The MapStateDescriptor doesn't store state. It tells Flink how to create the state. In your RichFlatMapFunction operator's open() call is where you'll be creating the state using the state descriptor.
So net-net is don't bother using a static MapStateDescriptor, it won't help. Just create your state (as per many examples) in your open() method.
in this code, should i use transient?
when can i use transient?
what is the difference ?
need your help
private Map<String, HermesCustomConsumer> topicSourceMap = new ConcurrentHashMap();
private Map<TopicAndPartition, Long> currentOffsets = new HashMap<>();
private transient Map<TopicAndPartition, Long> restoredState;
TL;DR
If you use transient variable, you'd better instantiate it in open() method of operators which implemented Rich interface. Otherwise, declare the variable with an initial value at the same time.
The states you use here are called raw states managed by the user itself. Whether you should use transient modifier depending on serialization purpose. Before you submit the Flink job. The computation topology will be generated and distributed into Flink cluster. And operators including source and sink will instantiate with fields e.g, topicSourceMap in your code. Variables topicSourceMap and currentOffsets have been instantiated with constructor. While restoredState is a transient variable, thus no matter what initial value you assigned with, it will not be serialized and distributed into some task to execute. So you usually need to instanciate it in open() method of operator which implemented Rich interface. After this operator is deserialized in some task, open() method would be invoked into instantiate your own states.

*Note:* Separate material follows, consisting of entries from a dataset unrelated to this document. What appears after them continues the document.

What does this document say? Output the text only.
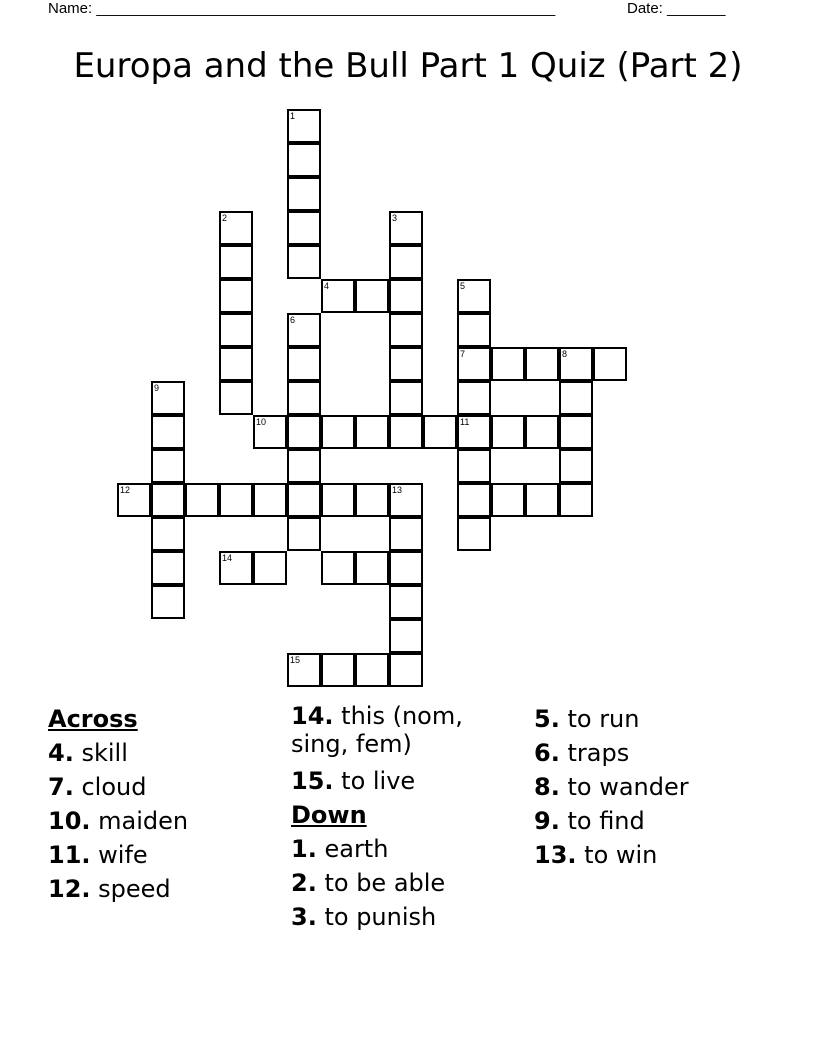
Name: _______________________________________________________	Date: _______
Europa and the Bull Part 1 Quiz (Part 2)
1
2	3
4	5
7
11
6
8
9
10
12	13
14
15
Across
4. skill
7. cloud
10. maiden
11. wife
12. speed
14. this (nom, sing, fem)
15. to live
Down
1. earth
2. to be able
3. to punish
5. to run
6. traps
8. to wander
9. to find
13. to win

If we have several sources in our data flow/job, and some of them implement RichSourceFunction, can we assume that RichSourceFunction.open of these sources will be called and complete before any data will enter into this entire data flow (through any of the many sources) - that is even if the sources are distributed on different task managers?
Flink guarantees to call the open() method of a function instance before it passes the first record to that instance. The guarantee is scoped only to a function instance, i.e., it might happen that the open() method of a function instance was not called yet, while another function instance (of the same or another function) started processing records already.
Flink does not globally coordinate open() calls across function instances.